A cloud of ultracold ions can lower the temperature of a trapped proton 9 cm away.

Much of modern experimental physics relies on a counterintuitive principle: Under the right circumstances, zapping matter with a laser doesn’t inject energy into the system; rather, it sucks energy out. By cooling the system to a fraction of a degree above absolute zero, one can observe quantum effects that are otherwise invisible.

Laser cooling works like a charm, but only when a system’s ladder of quantum states is just right. Atoms of alkali metals and a few other elements are ideal. Molecules, with their multitudes of energy levels, pose a much greater challenge. And fundamental particles such as protons, which lack internal states altogether, can’t be laser cooled at all.

The experimental device
Credit: Stefan F. Sämmer, Johannes Gutenberg University Mainz

Nevertheless, there’s a lot of interest in experimenting on protons at low temperature—in particular, precisely testing how their mass, magnetic moment, and other properties compare with those of antiprotons. Toward that end, the Baryon Antibaryon Symmetry Experiment (BASE) collaboration has now demonstrated a method for using a cloud of laser-cooled beryllium ions to sympathetically cool a single proton, even when the proton and ions are too distant to directly interact.

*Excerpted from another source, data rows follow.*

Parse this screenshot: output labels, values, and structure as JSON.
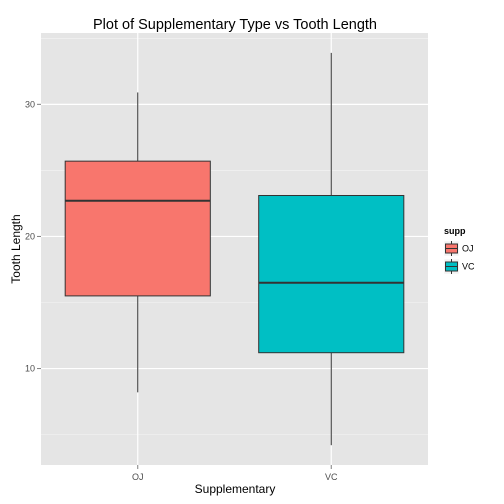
{
  "chart_data": {
    "type": "box",
    "title": "Plot of Supplementary Type vs Tooth Length",
    "xlabel": "Supplementary",
    "ylabel": "Tooth Length",
    "categories": [
      "OJ",
      "VC"
    ],
    "boxes": [
      {
        "name": "OJ",
        "min": 8.2,
        "q1": 15.5,
        "median": 22.7,
        "q3": 25.7,
        "max": 30.9,
        "color": "#F8766D"
      },
      {
        "name": "VC",
        "min": 4.2,
        "q1": 11.2,
        "median": 16.5,
        "q3": 23.1,
        "max": 33.9,
        "color": "#00BFC4"
      }
    ],
    "yticks": [
      10,
      20,
      30
    ],
    "ylim": [
      2.7,
      35.4
    ],
    "grid": true,
    "legend": {
      "title": "supp",
      "placement": "right",
      "items": [
        {
          "label": "OJ",
          "color": "#F8766D"
        },
        {
          "label": "VC",
          "color": "#00BFC4"
        }
      ]
    },
    "panel_background": "#E5E5E5",
    "grid_color": "#FFFFFF",
    "line_color": "#333333"
  }
}
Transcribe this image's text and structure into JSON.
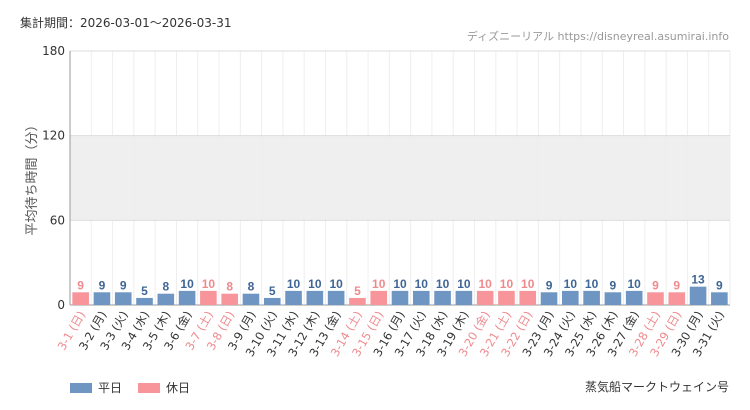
{
  "header": {
    "period": "集計期間：2026-03-01～2026-03-31",
    "credit": "ディズニーリアル https://disneyreal.asumirai.info"
  },
  "footer": {
    "attraction": "蒸気船マークトウェイン号"
  },
  "colors": {
    "weekday": "#6f95c2",
    "holiday": "#f7959a",
    "weekday_text": "#3f6596",
    "holiday_text": "#ee8a8e",
    "band": "#efefef",
    "grid": "#dddddd"
  },
  "chart_data": {
    "type": "bar",
    "title": "",
    "xlabel": "",
    "ylabel": "平均待ち時間（分）",
    "ylim": [
      0,
      180
    ],
    "yticks": [
      0,
      60,
      120,
      180
    ],
    "shaded_band": [
      60,
      120
    ],
    "grid": true,
    "legend_position": "bottom-left",
    "legend": [
      {
        "name": "平日",
        "key": "weekday"
      },
      {
        "name": "休日",
        "key": "holiday"
      }
    ],
    "categories": [
      "3-1 (日)",
      "3-2 (月)",
      "3-3 (火)",
      "3-4 (水)",
      "3-5 (木)",
      "3-6 (金)",
      "3-7 (土)",
      "3-8 (日)",
      "3-9 (月)",
      "3-10 (火)",
      "3-11 (水)",
      "3-12 (木)",
      "3-13 (金)",
      "3-14 (土)",
      "3-15 (日)",
      "3-16 (月)",
      "3-17 (火)",
      "3-18 (水)",
      "3-19 (木)",
      "3-20 (金)",
      "3-21 (土)",
      "3-22 (日)",
      "3-23 (月)",
      "3-24 (火)",
      "3-25 (水)",
      "3-26 (木)",
      "3-27 (金)",
      "3-28 (土)",
      "3-29 (日)",
      "3-30 (月)",
      "3-31 (火)"
    ],
    "values": [
      9,
      9,
      9,
      5,
      8,
      10,
      10,
      8,
      8,
      5,
      10,
      10,
      10,
      5,
      10,
      10,
      10,
      10,
      10,
      10,
      10,
      10,
      9,
      10,
      10,
      9,
      10,
      9,
      9,
      13,
      9
    ],
    "day_type": [
      "holiday",
      "weekday",
      "weekday",
      "weekday",
      "weekday",
      "weekday",
      "holiday",
      "holiday",
      "weekday",
      "weekday",
      "weekday",
      "weekday",
      "weekday",
      "holiday",
      "holiday",
      "weekday",
      "weekday",
      "weekday",
      "weekday",
      "holiday",
      "holiday",
      "holiday",
      "weekday",
      "weekday",
      "weekday",
      "weekday",
      "weekday",
      "holiday",
      "holiday",
      "weekday",
      "weekday"
    ]
  }
}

The core of the apparatus is shown in the photo. At each end of the central cylinder, 9 cm apart, is an electromagnetic trap: one for the Be+ ions and one for the proton. When the charged particles move around in their respective traps, they induce tiny currents in the trap electrodes (the parallel rings in the photo). By wiring the electrodes together, the researchers caused the traps to exchange energy and thus approach a common thermal equilibrium.

Because the induced currents are so small, though, the rate of energy exchange is slow. The researchers’ innovation was to also wire in a superconducting inductor–capacitor (LC) circuit with an extraordinarily high quality factor of 15 000. At the resonant frequency, the current was amplified by the same amount, and the proton was cooled in just seconds.

In their proof-of-principle experiment, the researchers reduced the proton’s temperature to a rather unimpressive 2.6 K—about the same as can already be achieved by other methods. The problem is that the temperature of the LC circuit itself is a relatively balmy 15 K, and heat from the circuit leaks into the proton trap to compete with the cooling effect of the ions.

Still, the fact that the members of the BASE collaboration could maintain a proton temperature more than 80% below that of the circuit is promising, and they have ideas for ways to push the whole apparatus to even lower temperatures. If they can cool the proton to 10–100 mK, the technology will be well suited to the precision measurements the collaboration is interested in. The ions are far enough away from the proton not to interfere in the measurement, and the setup can easily be adapted to replace the proton with an antiproton. (M. Bohman et al., Nature 596, 514, 2021.)